Replace your “hammer” with smart tools to grow your business
You know the old saying, “When all you have is a hammer, you approach every problem as if it were a nail.” And wow, are we ever seeing a lot of hammer swinging and nail pounding in the world of benefits!
Whether you are a benefits-only agency or a multi-lines agency with a benefits practice, it’s time to step back and redefine your problem.
When a hammer is sufficient
In the past, the hammer and nail approach worked pretty well in building a benefits practice. Our toolbox was simple: we had a framing hammer and a finish hammer. We used those hammers to drive the nails of product, price and service.
Over time we started collecting additional tools that have the potential to help us build a more complete solution for our clients. You will recognize these tools as the “value-added services” in which you have made a big investment, but which largely collect dust in the corner of the workshop.
So why is it that the benefits world has collected all of these tools, yet continues to rely solely on a hammer? The answer is simple. Until now, that single tool was more than sufficient. If we swung the hammer hard enough and frequently enough (e.g., throw enough activity against the wall and something will stick), we were able to build our practice.
But today that’s not working like it once did, is it? Einstein told us that the definition of insanity is “doing the same thing over and over and expecting different results.” Most benefits agencies and producers, however, aren’t necessarily looking for different results; they’re just trying to figure out how to keep the results they’ve always achieved. So they’re swinging the hammer harder than ever and hoping for the same results. They’re exhausted and frustrated, and rightly so.
Another definition of insanity we hear today is “doing the same thing over and over and expecting the same results.”
I have bad news: the hammer-swinging days of building a benefits practice are over. If you insist on continuing to work with only a hammer, all you will do is eventually tear down what you have already built.
You step back, look at your hammer and ask: “What’s wrong with this thing?” And you likely define the problem in one of the following ways:
- It’s the government and the ACA. You are getting cut out, and your remaining job is more difficult than ever.
- It’s the carriers. They keep reducing your commission schedule, and maybe some don’t even allow you to sell for them anymore.

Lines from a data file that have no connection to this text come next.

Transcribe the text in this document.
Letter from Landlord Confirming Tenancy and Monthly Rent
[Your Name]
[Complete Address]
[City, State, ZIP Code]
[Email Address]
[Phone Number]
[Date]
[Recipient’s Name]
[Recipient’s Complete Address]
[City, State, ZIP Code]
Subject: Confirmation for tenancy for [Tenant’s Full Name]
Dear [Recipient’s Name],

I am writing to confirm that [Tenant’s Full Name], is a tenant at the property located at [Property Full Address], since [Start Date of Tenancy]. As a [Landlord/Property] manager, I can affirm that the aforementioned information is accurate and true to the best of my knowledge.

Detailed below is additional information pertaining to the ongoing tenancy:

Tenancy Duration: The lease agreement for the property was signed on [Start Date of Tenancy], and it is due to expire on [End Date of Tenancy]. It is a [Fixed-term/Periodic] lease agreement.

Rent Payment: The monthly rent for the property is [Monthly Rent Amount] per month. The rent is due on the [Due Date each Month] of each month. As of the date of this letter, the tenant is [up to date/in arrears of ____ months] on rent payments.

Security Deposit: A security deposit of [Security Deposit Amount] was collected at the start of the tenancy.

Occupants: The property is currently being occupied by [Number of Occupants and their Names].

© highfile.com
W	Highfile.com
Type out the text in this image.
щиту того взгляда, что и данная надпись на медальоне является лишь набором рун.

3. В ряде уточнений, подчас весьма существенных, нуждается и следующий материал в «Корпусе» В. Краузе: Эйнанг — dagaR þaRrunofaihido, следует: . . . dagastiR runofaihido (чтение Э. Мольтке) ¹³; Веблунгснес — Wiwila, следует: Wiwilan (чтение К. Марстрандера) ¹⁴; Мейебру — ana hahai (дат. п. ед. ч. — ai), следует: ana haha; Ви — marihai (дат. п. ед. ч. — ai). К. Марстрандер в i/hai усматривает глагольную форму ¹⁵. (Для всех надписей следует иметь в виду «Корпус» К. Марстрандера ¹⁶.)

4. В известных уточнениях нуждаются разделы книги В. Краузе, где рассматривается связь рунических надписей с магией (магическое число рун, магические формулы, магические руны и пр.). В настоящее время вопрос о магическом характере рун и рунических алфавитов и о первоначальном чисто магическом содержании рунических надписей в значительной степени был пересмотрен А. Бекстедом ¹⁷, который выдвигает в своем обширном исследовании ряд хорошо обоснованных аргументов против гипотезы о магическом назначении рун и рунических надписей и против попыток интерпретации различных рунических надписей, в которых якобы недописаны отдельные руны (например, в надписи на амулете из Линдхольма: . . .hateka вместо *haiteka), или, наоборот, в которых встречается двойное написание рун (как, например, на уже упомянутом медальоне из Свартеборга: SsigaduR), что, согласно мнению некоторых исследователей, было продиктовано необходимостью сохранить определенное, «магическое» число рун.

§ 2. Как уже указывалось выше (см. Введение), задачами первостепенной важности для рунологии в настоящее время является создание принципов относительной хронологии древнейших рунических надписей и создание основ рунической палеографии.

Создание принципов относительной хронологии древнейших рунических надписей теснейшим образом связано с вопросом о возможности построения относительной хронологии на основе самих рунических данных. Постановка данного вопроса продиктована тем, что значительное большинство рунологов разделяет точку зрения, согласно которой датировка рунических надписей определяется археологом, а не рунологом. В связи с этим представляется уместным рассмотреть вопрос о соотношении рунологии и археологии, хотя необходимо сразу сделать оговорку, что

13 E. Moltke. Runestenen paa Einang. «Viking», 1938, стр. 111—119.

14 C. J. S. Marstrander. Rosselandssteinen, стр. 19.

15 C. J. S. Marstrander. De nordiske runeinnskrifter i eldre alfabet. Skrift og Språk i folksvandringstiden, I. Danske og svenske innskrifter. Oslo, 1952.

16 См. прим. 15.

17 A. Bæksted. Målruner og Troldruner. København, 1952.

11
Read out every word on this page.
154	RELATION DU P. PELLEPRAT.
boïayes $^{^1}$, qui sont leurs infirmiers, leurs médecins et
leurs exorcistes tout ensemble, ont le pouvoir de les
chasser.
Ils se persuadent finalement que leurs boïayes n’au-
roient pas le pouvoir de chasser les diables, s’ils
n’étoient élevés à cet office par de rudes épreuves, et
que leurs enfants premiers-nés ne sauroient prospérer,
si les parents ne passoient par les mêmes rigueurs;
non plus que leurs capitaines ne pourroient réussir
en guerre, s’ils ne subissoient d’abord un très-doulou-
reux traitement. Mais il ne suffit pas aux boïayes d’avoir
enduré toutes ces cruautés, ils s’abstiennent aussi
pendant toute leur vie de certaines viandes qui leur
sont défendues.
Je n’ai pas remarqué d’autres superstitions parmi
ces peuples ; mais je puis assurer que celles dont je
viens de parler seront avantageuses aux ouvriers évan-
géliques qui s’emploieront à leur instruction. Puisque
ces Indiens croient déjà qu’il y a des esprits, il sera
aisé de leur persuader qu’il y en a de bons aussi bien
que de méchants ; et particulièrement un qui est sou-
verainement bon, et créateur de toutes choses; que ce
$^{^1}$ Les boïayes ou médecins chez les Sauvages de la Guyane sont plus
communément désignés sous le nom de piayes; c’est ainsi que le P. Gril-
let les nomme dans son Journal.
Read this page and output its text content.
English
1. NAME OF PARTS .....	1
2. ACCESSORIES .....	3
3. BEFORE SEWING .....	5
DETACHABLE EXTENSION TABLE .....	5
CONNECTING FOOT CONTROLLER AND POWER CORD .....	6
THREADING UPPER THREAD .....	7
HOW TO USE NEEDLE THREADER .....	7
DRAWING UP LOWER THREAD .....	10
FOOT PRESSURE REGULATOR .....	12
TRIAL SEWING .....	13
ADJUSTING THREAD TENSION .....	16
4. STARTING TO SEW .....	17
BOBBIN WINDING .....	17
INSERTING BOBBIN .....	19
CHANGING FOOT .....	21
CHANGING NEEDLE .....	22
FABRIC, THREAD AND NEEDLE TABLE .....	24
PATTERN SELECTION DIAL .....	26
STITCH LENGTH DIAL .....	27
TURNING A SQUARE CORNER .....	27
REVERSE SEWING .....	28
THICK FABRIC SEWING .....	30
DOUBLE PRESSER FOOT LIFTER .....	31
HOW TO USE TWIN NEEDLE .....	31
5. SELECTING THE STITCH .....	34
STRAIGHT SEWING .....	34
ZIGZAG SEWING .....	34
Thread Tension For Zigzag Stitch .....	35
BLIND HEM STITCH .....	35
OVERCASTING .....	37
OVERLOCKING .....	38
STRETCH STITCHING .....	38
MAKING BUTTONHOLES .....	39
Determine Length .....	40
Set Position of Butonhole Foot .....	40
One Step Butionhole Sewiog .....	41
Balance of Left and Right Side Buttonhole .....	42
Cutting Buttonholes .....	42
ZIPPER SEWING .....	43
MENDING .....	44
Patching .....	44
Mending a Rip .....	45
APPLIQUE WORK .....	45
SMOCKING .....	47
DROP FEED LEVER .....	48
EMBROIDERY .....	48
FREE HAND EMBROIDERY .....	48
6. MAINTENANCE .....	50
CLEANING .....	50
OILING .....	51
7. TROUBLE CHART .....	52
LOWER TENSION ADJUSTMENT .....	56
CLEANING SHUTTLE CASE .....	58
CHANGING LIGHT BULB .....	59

- It’s your clients. They are more demanding than ever before and are also listening to your competitors more than ever before.
- It’s the providers of your “valueadded services.” You’ve made a huge investment but aren’t getting any meaningful ROI.
None of these is your real problem; they are merely symptoms of the real problem.
The real problem is that too many benefits agencies and producers still believe they can build something special with nothing more than a hammer. Unfortunately, the “hammer the nail harder and more frequently” approach is no longer enough to overcome the symptoms described above.
Redefine your role
Quit trying to figure out how to deal with the symptoms. Instead, redefine how you deliver value to your clients, and these symptoms will largely go away. It’s time to recognize that in order to build something special for your clients, you have to become a “design-build firm” rather than a “hammer specialist.”
Decide that your job is to help your clients design what they truly want to accomplish through their HR/benefits investment. Have conversations with your prospects and clients about what it means for them to be an “employer of choice.” If you raise their expectations of what kind of plan a broker should build, they will no longer be interested in a competitor who carries nothing more than a hammer in his tool belt.
Decide that your job is to help identify what needs to be renovated or built as part of the final structure. You need to understand broader HR issues (employee engagement, communication, attraction/ retention, etc.) in order to properly analyze the situation. When you do this, you start to become an advisor instead of just a vendor.
Decide that your job is to find the resources and materials required for the construction. Just as the insurance solution comes from an outside source, you need to partner with reliable sources for the other solutions and issues identified above. Here is where you will start to get a real ROI on that “value-added services” investment.
Decide that your job is to oversee the construction and ensure that the client or prospect finds that something special he or she wanted. Don’t limit yourself to just the solutions you can do yourself. Again, you have always “outsourced” the insurance solution to the carriers; you can do the same thing with other solutions. You bring value by overseeing the bigger project—think of yourself as the general contractor of the benefits plan—and you are no longer controlled by the ACA and insurance carriers.
The problem, as we tend to see it, isn’t the problem. The real problem is in how we see the problem. When you change the way you look at the problem, the problem you are looking at starts to change.
As gut-wrenching as it is to realize that the way we work is the real problem, it should be empowering to know that you are in control of the solution.
It’s up to you. You can continue to complain about the symptoms and live in fear of your future, or you can take responsibility, embrace your new role, and become the feared competitor in your market.